Esperé a que fuera una hora decente para llamar a la casa de ella, y nadie me respondió. Llamé a un hermano suyo al trabajo, y tampoco. Llamé también a una amiga en común, pero a ella todo le pareció estar bien en ese momento.

Dos meses después, al toparme con una vecina de Heredia, su saludo no pudo ser más fulminante: «Diay, no te vi en el entierro de tu amiga».

Me quedé de una pieza. «¿De qué hablás?», reaccioné desconcertado.

«La enterramos el 12 de marzo», me dijo.

Así fue mi vida con muchos casos similares hasta que las cosas tomaron otro cariz.

Descubrí que mi «yo incógnito» comenzaba a anticiparme, a través de visiones o presentimientos, accidentes relacionados con la familia.

En una oportunidad pude «ver» que un cuñado mío chocaba en su moto contra un carro en una esquina de Llorente de Tibás a las 06:28 de la mañana.

Eran, en ese instante, las 06:21. De inmediato le llamé a la casa para prevenirlo, pero ya no estaba. Le pregunté a su esposa por él y me dijo que había salido «hace ratillo».

Y en la moto, no en el carro.

O sea, la conjura del destino en plena acción. Todo parecía coincidir. Todo parecía sincronizarse. Lo inexorable del aquí y ahora. Del lugar y momento equivocados.

Era poco o nada lo que se podía hacer para evitarlo, de confirmarse la predicción. En esa época aún no existían los teléfonos móviles. Pero, igual, el instinto te mueve, te empuja, te obliga.

Lo llamé una y otra vez a La Nación, donde él trabajaba, pero nadie me respondió. ¡Las 06:27am! Intenté entonces localizar a su secretaria en la casa, pero hacía minutos había salido para la oficina.

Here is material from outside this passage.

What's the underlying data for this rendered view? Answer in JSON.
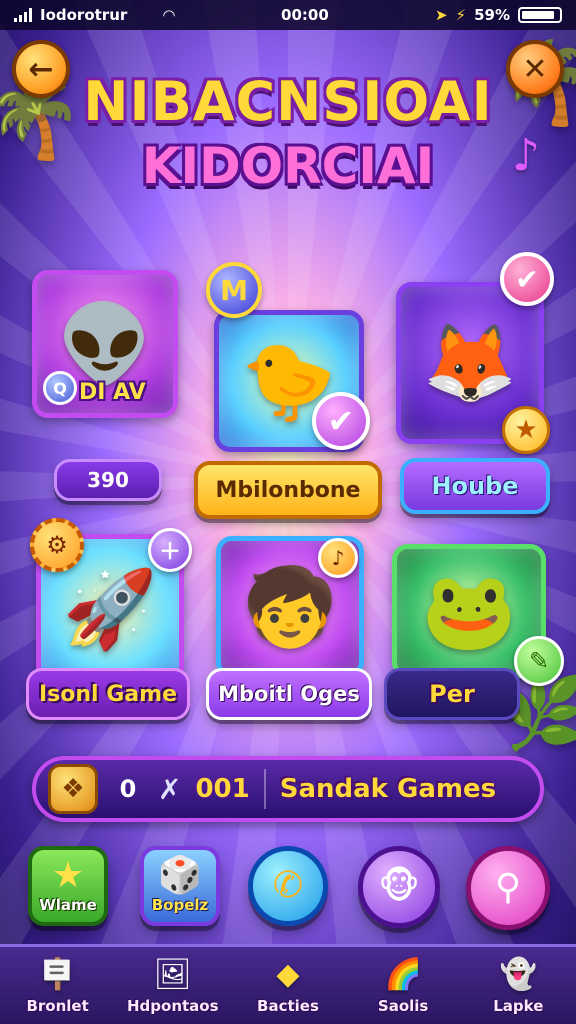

Tras llamar varias veces al guarda de ese matutino para preguntar si mi cuñado había llegado, me dijo que aún no se le había visto entrar.

Cuando le iba a pedir que le dijera a mi pariente que me llamara en cuanto entrara, el vigilante me dejó en «modo espera» con una musiquita de salón que se me hizo eterna.

Un minuto después reapareció en la línea para informarme de que a mi cuñado le acababa de ocurrir un accidente en el cruce de Colima. Eran ya las 06:32am.

Me quedó claro que, si bien yo podía anticipar los hechos con cierto margen de tiempo, mi «doble invisible» me impedía evitarlos.

Él o el azar, nunca lo sabré.

Así las cosas, para la siguiente vez me propuse ponerme más alerta que nunca y ganarle la partida al destino.

Un sábado en la mañana, mi «yo clarividente» me anticipó que uno de mis hijos, Edgar, iba a sufrir un incidente. Esta vez, fue a través de una corazonada sin detalles sobre el lugar, la hora ni el cómo.

Sin que él se enterara, tomé la decisión de estar a su lado todo el santo día en la casa o donde fuera sin perderlo de vista un segundo.

En mi diálogo, o más bien monólogo interior, traté de pedirle clemencia a mi «yo misterioso», pero su silencio fue inexpugnable: ni visiones, ni señales, ni luces.

A eso de las 5 de la tarde, mientras jugábamos fútbol en la acera de la casa, al doblar mi hijo en la esquina para recoger la bola que se había ido cuesta abajo, dos tipos en moto, fuera de mi vista, lo asaltaron en fracción de segundos. Le quitaron sus tenis, lo golpearon y se llevaron la bola.

¿Por qué mi «mellizo ontológico» no me da el poder de evitar lo malo que me pronostica? ¿Cuál es entonces la gracia o el chiste de que me lo anticipe?

O algo en nuestra simbiosis telepática nunca marchó bien, o mi yo oficial o titular no la ha sabido entender o traducir.

Y, bueno…aquí sigo, resignado a la próxima sorpresa y a mi enésimo intento de ganarle este ajedrez ultramundano al azar.